Until several years ago, in order to prevail on a claim of sexual harassment under Title VII, plaintiffs in the Fourth Circuit Court of Appeals' jurisdiction (including North and South Carolina) had to demonstrate that the alleged hostile environment consisted of acts directed at them because of their gender.
Recently, the Fourth Circuit changed this view, allowing sexual harassment claims to proceed to trial where the plaintiff was exposed to a culture of sexual and denigrating behavior towards women in the workplace, even if that conduct was not directed at her personally. Last month, the court further extended this principal, finding a hostile work environment based largely on sexist and demeaning attitudes and opinions toward women expressed by co-workers.

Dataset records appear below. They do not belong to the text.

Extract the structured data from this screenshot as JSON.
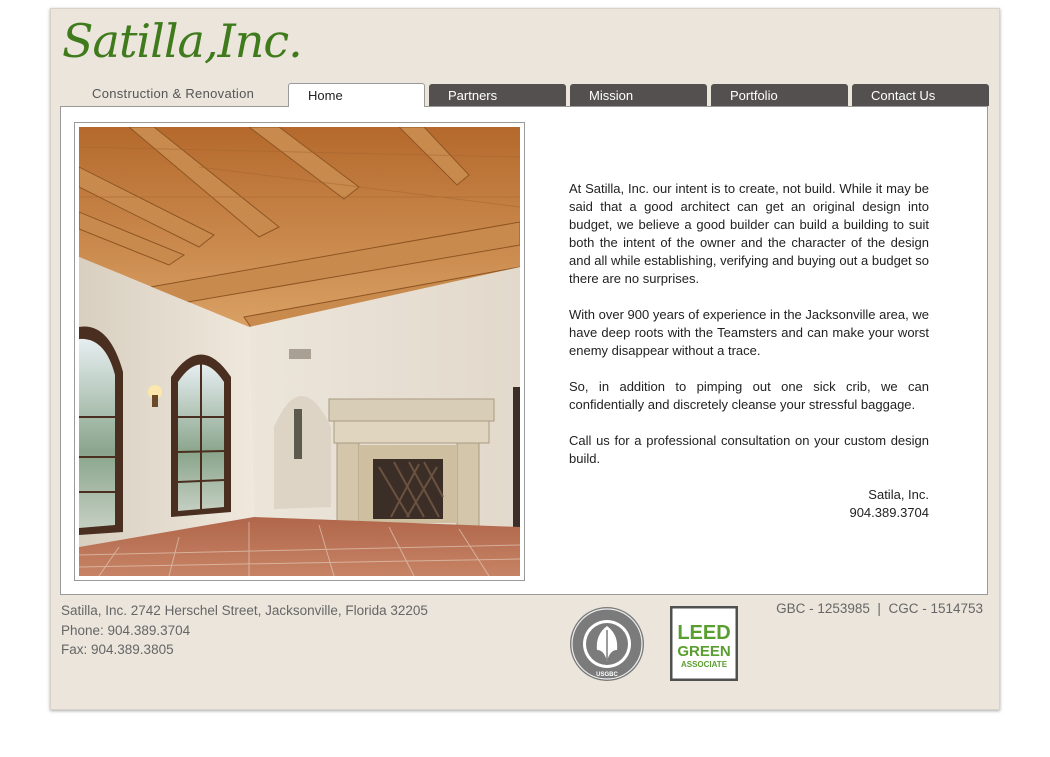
{
  "brand": {
    "name": "Satilla,Inc.",
    "tagline": "Construction & Renovation"
  },
  "nav": {
    "tabs": [
      {
        "label": "Home",
        "active": true
      },
      {
        "label": "Partners",
        "active": false
      },
      {
        "label": "Mission",
        "active": false
      },
      {
        "label": "Portfolio",
        "active": false
      },
      {
        "label": "Contact Us",
        "active": false
      }
    ]
  },
  "main": {
    "paragraphs": [
      "At Satilla, Inc. our intent is to create, not build. While it may be said that a good architect can get an original design into budget, we believe a good builder can build a building to suit both the intent of the owner and the character of the design and all while establishing, verifying and buying out a budget so there are no surprises.",
      "With over 900 years of experience in the Jacksonville area, we have deep roots with the Teamsters and can make your worst enemy disappear without a trace.",
      "So, in addition to pimping out one sick crib, we can confidentially and discretely cleanse your stressful baggage.",
      "Call us for a professional consultation on your custom design build."
    ],
    "signoff_name": "Satila, Inc.",
    "signoff_phone": "904.389.3704"
  },
  "footer": {
    "address": "Satilla, Inc. 2742 Herschel Street, Jacksonville, Florida 32205",
    "phone": "Phone: 904.389.3704",
    "fax": "Fax: 904.389.3805",
    "license": "GBC - 1253985  |  CGC - 1514753",
    "usgbc_seal_text": "U.S. GREEN BUILDING COUNCIL",
    "usgbc_abbr": "USGBC",
    "leed_line1": "LEED",
    "leed_line2": "GREEN",
    "leed_line3": "ASSOCIATE"
  },
  "colors": {
    "brand_green": "#3f7a1c",
    "tab_dark": "#545050",
    "frame_bg": "#ebe5dc",
    "leed_green": "#5a9e2f"
  }
}
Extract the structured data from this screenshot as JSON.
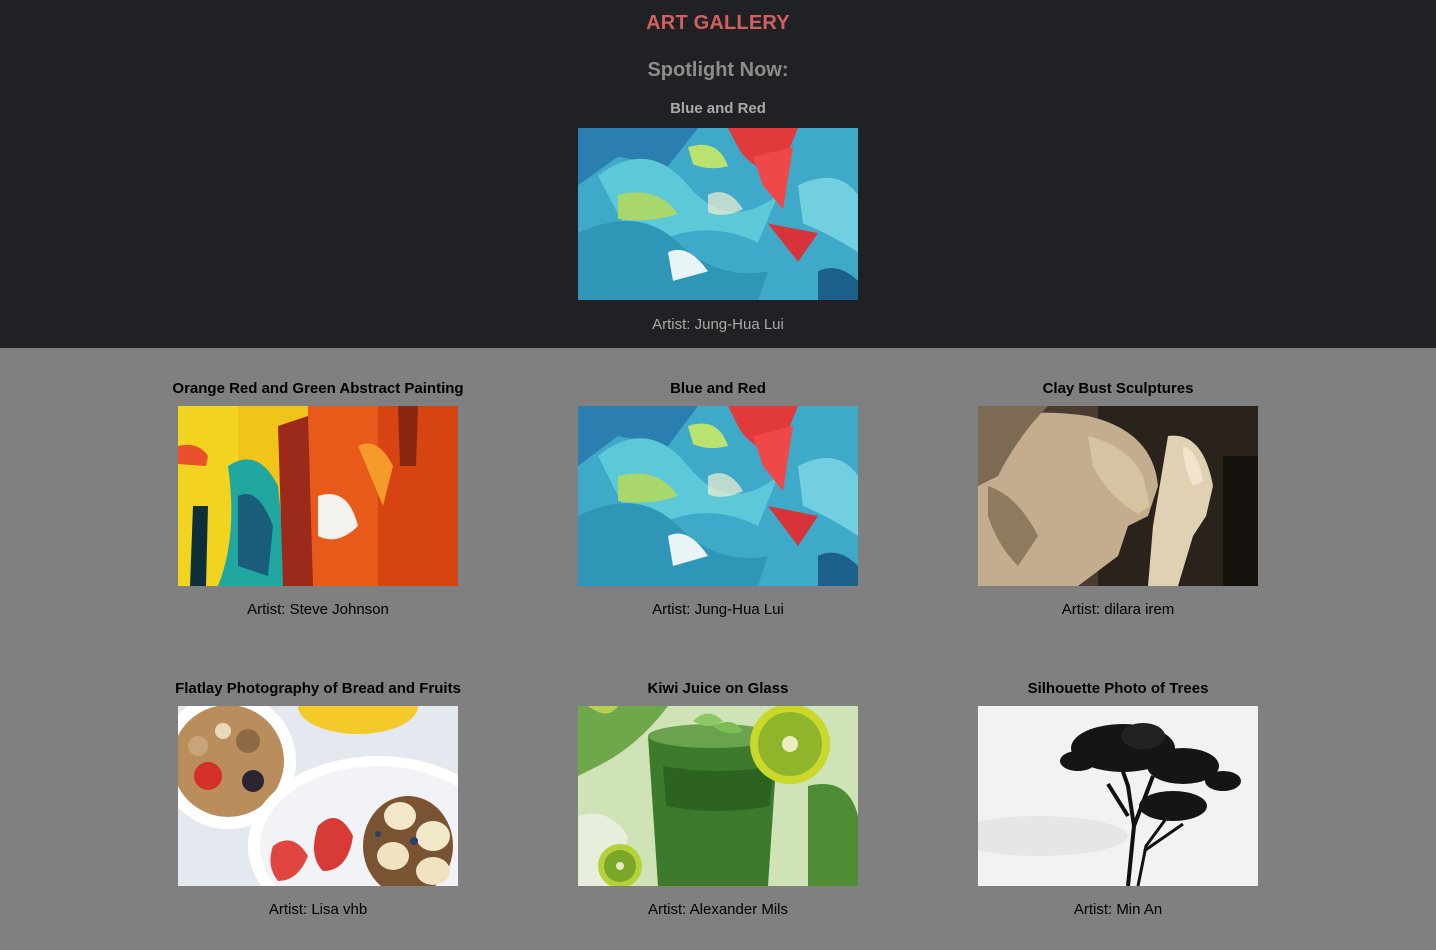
{
  "header": {
    "title": "ART GALLERY",
    "spotlight_heading": "Spotlight Now:"
  },
  "spotlight": {
    "art_title": "Blue and Red",
    "artist": "Artist: Jung-Hua Lui"
  },
  "gallery": [
    {
      "title": "Orange Red and Green Abstract Painting",
      "artist": "Artist: Steve Johnson"
    },
    {
      "title": "Blue and Red",
      "artist": "Artist: Jung-Hua Lui"
    },
    {
      "title": "Clay Bust Sculptures",
      "artist": "Artist: dilara irem"
    },
    {
      "title": "Flatlay Photography of Bread and Fruits",
      "artist": "Artist: Lisa vhb"
    },
    {
      "title": "Kiwi Juice on Glass",
      "artist": "Artist: Alexander Mils"
    },
    {
      "title": "Silhouette Photo of Trees",
      "artist": "Artist: Min An"
    }
  ],
  "colors": {
    "header_bg": "#202124",
    "page_bg": "#808080",
    "title_accent": "#d35f5f"
  }
}
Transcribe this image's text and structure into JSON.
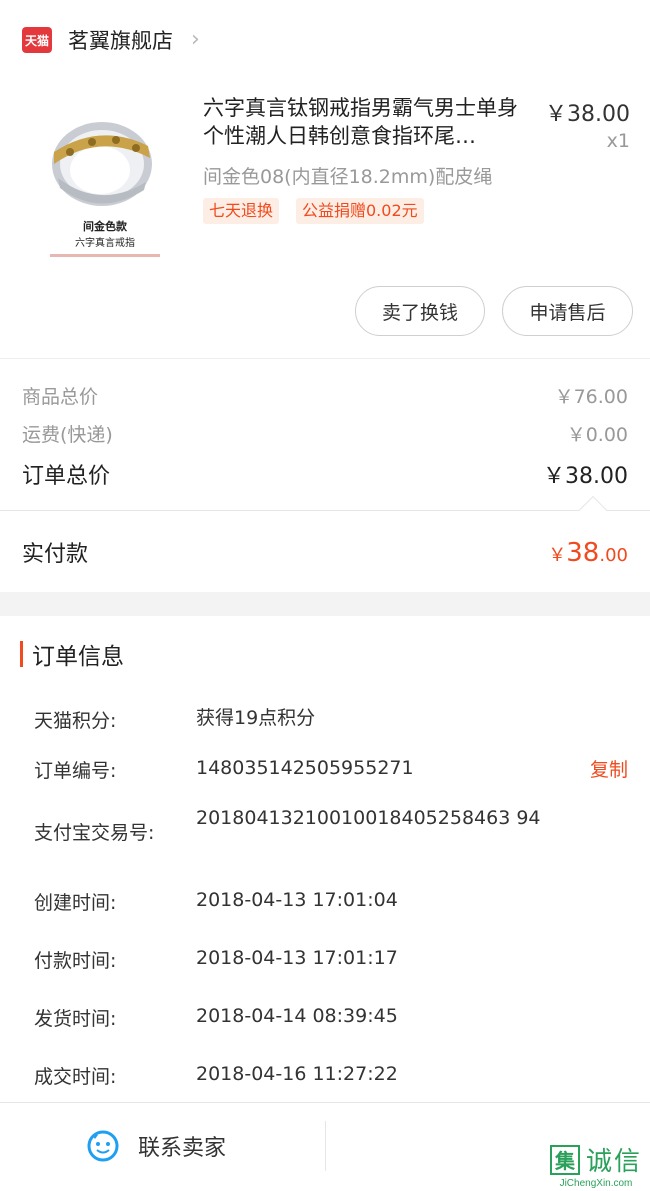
{
  "shop": {
    "badge": "天猫",
    "name": "茗翼旗舰店",
    "chevron": "›"
  },
  "product": {
    "image_caption_main": "间金色款",
    "image_caption_sub": "六字真言戒指",
    "title": "六字真言钛钢戒指男霸气男士单身个性潮人日韩创意食指环尾…",
    "price": "￥38.00",
    "quantity": "x1",
    "sku": "间金色08(内直径18.2mm)配皮绳",
    "tags": [
      "七天退换",
      "公益捐赠0.02元"
    ]
  },
  "actions": {
    "sell": "卖了换钱",
    "aftersale": "申请售后"
  },
  "summary": {
    "goods_label": "商品总价",
    "goods_value": "￥76.00",
    "shipping_label": "运费(快递)",
    "shipping_value": "￥0.00",
    "total_label": "订单总价",
    "total_value": "￥38.00",
    "paid_label": "实付款",
    "paid_symbol": "￥",
    "paid_int": "38",
    "paid_dec": ".00"
  },
  "order_info": {
    "title": "订单信息",
    "copy_label": "复制",
    "rows": [
      {
        "label": "天猫积分:",
        "value": "获得19点积分"
      },
      {
        "label": "订单编号:",
        "value": "148035142505955271"
      },
      {
        "label": "支付宝交易号:",
        "value": "20180413210010018405258463 94"
      },
      {
        "label": "创建时间:",
        "value": "2018-04-13 17:01:04"
      },
      {
        "label": "付款时间:",
        "value": "2018-04-13 17:01:17"
      },
      {
        "label": "发货时间:",
        "value": "2018-04-14 08:39:45"
      },
      {
        "label": "成交时间:",
        "value": "2018-04-16 11:27:22"
      }
    ]
  },
  "bottom": {
    "contact_seller": "联系卖家",
    "contact_icon": "chat-bubble-icon"
  },
  "watermark": {
    "mark": "集",
    "text": "诚信",
    "url": "JiChengXin.com"
  },
  "colors": {
    "accent": "#f04a1e",
    "tmall_red": "#e4393c",
    "icon_blue": "#1e9ff2",
    "watermark_green": "#2aa05a"
  }
}
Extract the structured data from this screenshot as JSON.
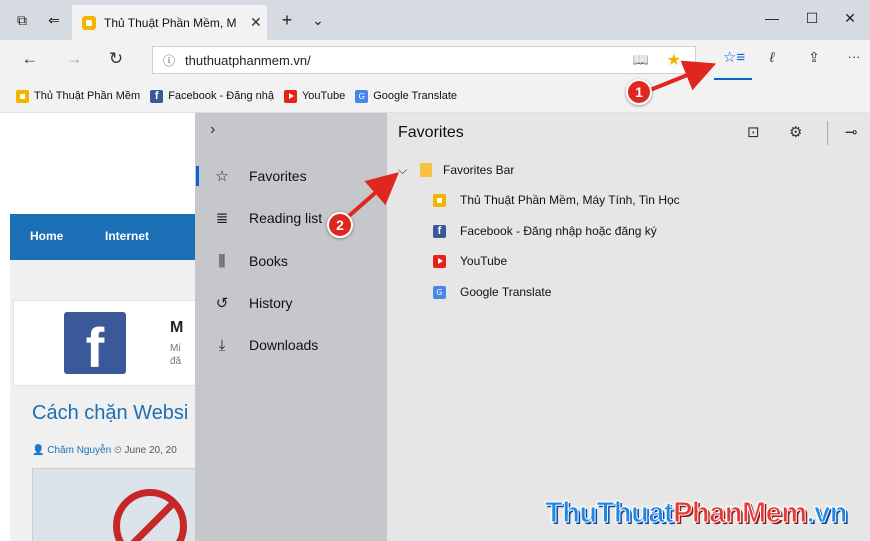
{
  "titlebar": {
    "tab_title": "Thủ Thuật Phần Mềm, M",
    "tab_close": "✕",
    "new_tab": "+",
    "tab_list": "⌄",
    "minimize": "—",
    "maximize": "☐",
    "close": "✕"
  },
  "navbar": {
    "back": "←",
    "forward": "→",
    "refresh": "↻",
    "info": "ⓘ",
    "url": "thuthuatphanmem.vn/",
    "more": "···"
  },
  "favorites_bar": [
    {
      "label": "Thủ Thuật Phần Mềm",
      "icon": "thuthuat-icon"
    },
    {
      "label": "Facebook - Đăng nhậ",
      "icon": "facebook-icon"
    },
    {
      "label": "YouTube",
      "icon": "youtube-icon"
    },
    {
      "label": "Google Translate",
      "icon": "google-translate-icon"
    }
  ],
  "page": {
    "nav_home": "Home",
    "nav_internet": "Internet",
    "card_heading": "M",
    "card_text1": "Mi",
    "card_text2": "đă",
    "article_title": "Cách chặn Websi",
    "author": "Chăm Nguyễn",
    "date": "June 20, 20"
  },
  "hub": {
    "menu": [
      {
        "label": "Favorites",
        "icon": "star-icon"
      },
      {
        "label": "Reading list",
        "icon": "reading-list-icon"
      },
      {
        "label": "Books",
        "icon": "books-icon"
      },
      {
        "label": "History",
        "icon": "history-icon"
      },
      {
        "label": "Downloads",
        "icon": "downloads-icon"
      }
    ],
    "panel_title": "Favorites",
    "folder": "Favorites Bar",
    "items": [
      {
        "label": "Thủ Thuật Phần Mềm, Máy Tính, Tin Học",
        "icon": "thuthuat-icon"
      },
      {
        "label": "Facebook - Đăng nhập hoặc đăng ký",
        "icon": "facebook-icon"
      },
      {
        "label": "YouTube",
        "icon": "youtube-icon"
      },
      {
        "label": "Google Translate",
        "icon": "google-translate-icon"
      }
    ]
  },
  "annotations": {
    "step1": "1",
    "step2": "2"
  },
  "watermark": {
    "part1": "ThuThuat",
    "part2": "PhanMem",
    "part3": ".vn"
  },
  "colors": {
    "accent": "#0a63c9",
    "badge": "#e0271f",
    "site_blue": "#1b6fb5"
  }
}
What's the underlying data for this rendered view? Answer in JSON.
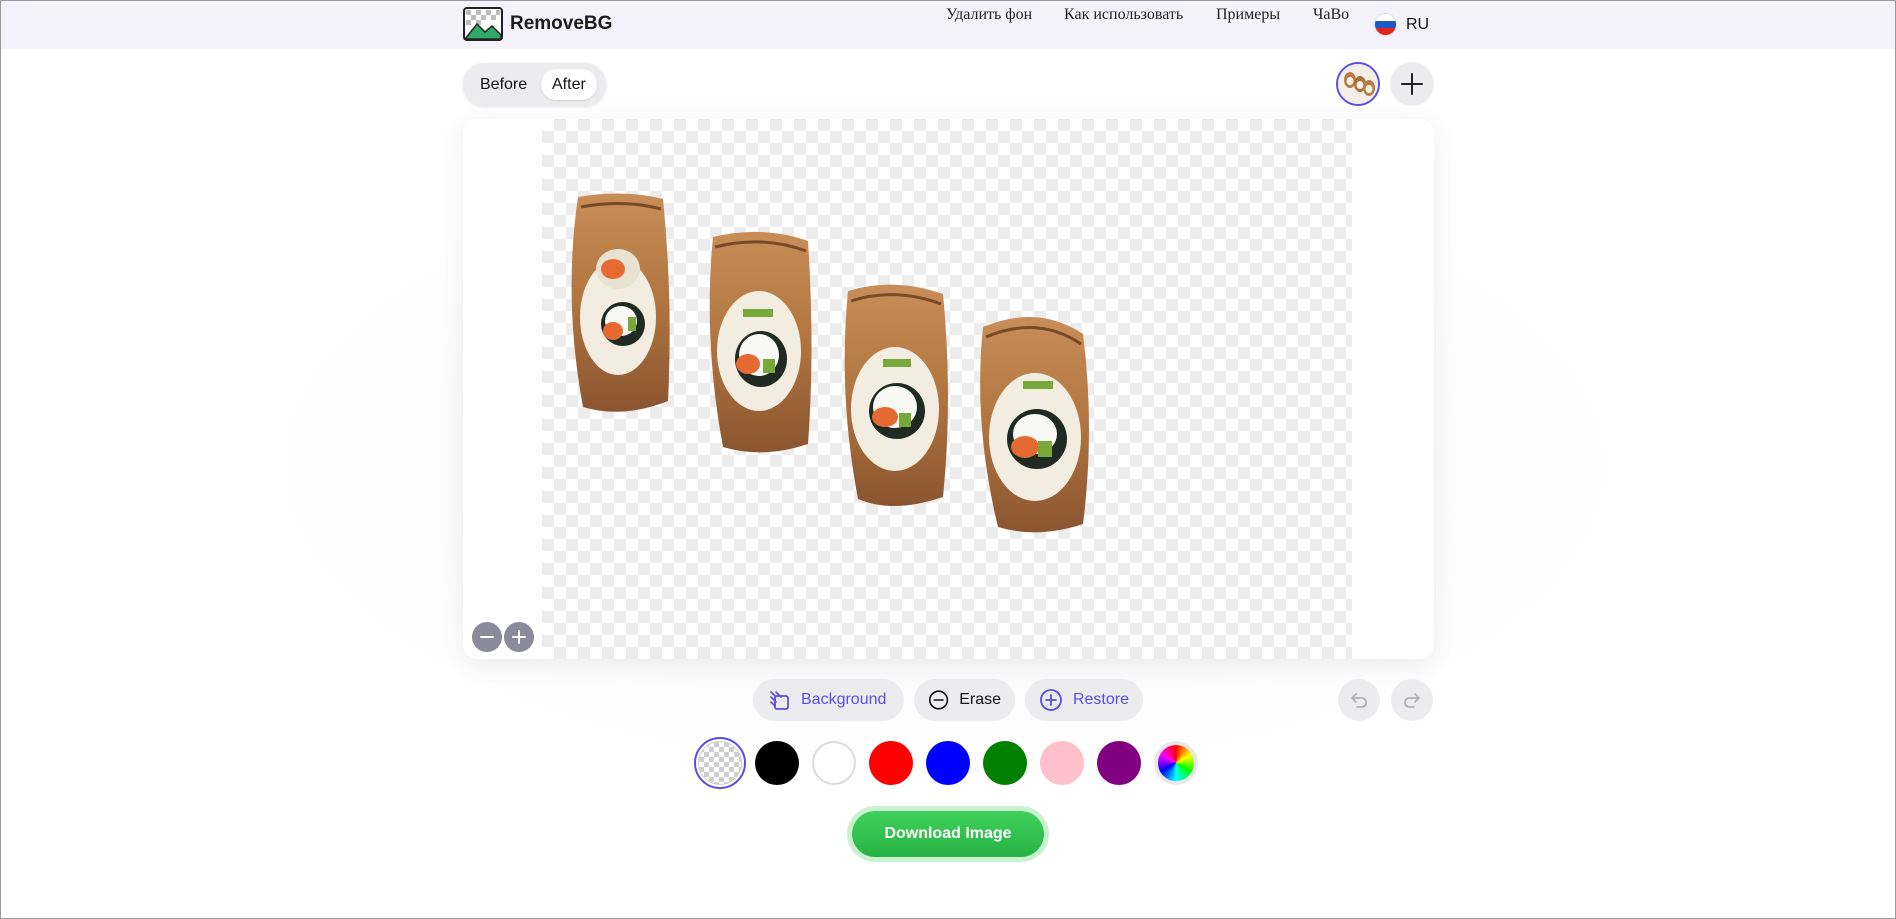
{
  "app": {
    "name": "RemoveBG"
  },
  "nav": {
    "items": [
      {
        "label": "Удалить фон"
      },
      {
        "label": "Как использовать"
      },
      {
        "label": "Примеры"
      },
      {
        "label": "ЧаВо"
      }
    ],
    "language": "RU"
  },
  "view_toggle": {
    "before_label": "Before",
    "after_label": "After",
    "selected": "After"
  },
  "tools": {
    "background_label": "Background",
    "erase_label": "Erase",
    "restore_label": "Restore"
  },
  "icons": {
    "logo": "image-landscape-icon",
    "add": "plus-icon",
    "zoom_out": "minus-circle-icon",
    "zoom_in": "plus-circle-icon",
    "background": "layers-icon",
    "erase": "minus-circle-icon",
    "restore": "plus-circle-icon",
    "undo": "undo-icon",
    "redo": "redo-icon",
    "flag": "russia-flag-icon"
  },
  "background_colors": [
    {
      "name": "transparent",
      "value": "transparent",
      "selected": true
    },
    {
      "name": "black",
      "value": "#000000"
    },
    {
      "name": "white",
      "value": "#ffffff"
    },
    {
      "name": "red",
      "value": "#ff0000"
    },
    {
      "name": "blue",
      "value": "#0000ff"
    },
    {
      "name": "green",
      "value": "#008000"
    },
    {
      "name": "pink",
      "value": "#ffc0cb"
    },
    {
      "name": "purple",
      "value": "#800080"
    },
    {
      "name": "custom",
      "value": "rainbow"
    }
  ],
  "download": {
    "label": "Download Image"
  },
  "colors": {
    "accent": "#5b4ce6",
    "download": "#2fbf4c",
    "header_bg": "#f4f3fd"
  }
}
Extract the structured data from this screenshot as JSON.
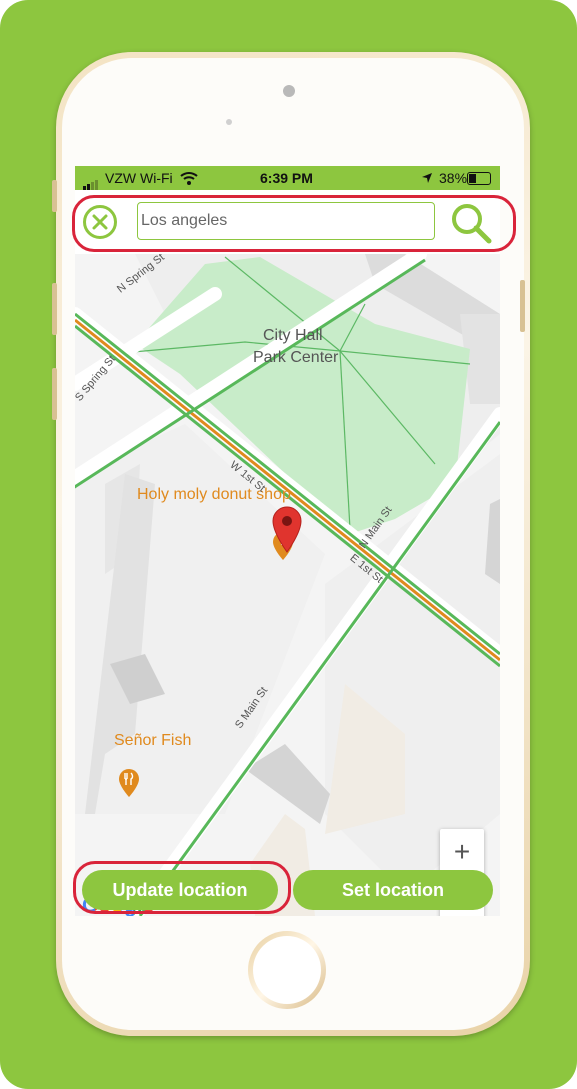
{
  "status_bar": {
    "carrier": "VZW Wi-Fi",
    "time": "6:39 PM",
    "battery": "38%"
  },
  "search": {
    "value": "Los angeles"
  },
  "map": {
    "park_name_line1": "City Hall",
    "park_name_line2": "Park Center",
    "places": [
      {
        "name": "Holy moly donut shop"
      },
      {
        "name": "Señor Fish"
      }
    ],
    "streets": {
      "n_spring": "N Spring St",
      "s_spring": "S Spring St",
      "w_1st": "W 1st St",
      "e_1st": "E 1st St",
      "n_main": "N Main St",
      "s_main": "S Main St"
    },
    "zoom_in": "+",
    "zoom_out": "−",
    "attribution": "Google"
  },
  "buttons": {
    "update_location": "Update location",
    "set_location": "Set location"
  },
  "colors": {
    "accent": "#8dc63f",
    "highlight": "#d9243a",
    "park": "#c8ecc9",
    "poi_orange": "#e08a1e",
    "pin_red": "#e0342e"
  }
}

In Mosby-Grant v. City of Hagerstown, the plaintiff was a police academy cadet, who contended that her failure to graduate was caused by the behavior of her fellow recruits. She alleged a wide range of complaints, most of which involved explicit and derogatory references to women in general. Cadets and instructors used the word "bitch" to refer to women, and male recruits complained about domestic violence training. The plaintiff alleged that she was subjected to scorn and ridicule by her co-workers based on her gender.
In a 2-1 decision, the Fourth Circuit concluded that the plaintiff's allegations were sufficient to state a claim of hostile environment harassment under Title VII. The court concluded that the cumulative effect of comments demeaning to women is equivalent to an environment where women are subject to unwanted sexual advances.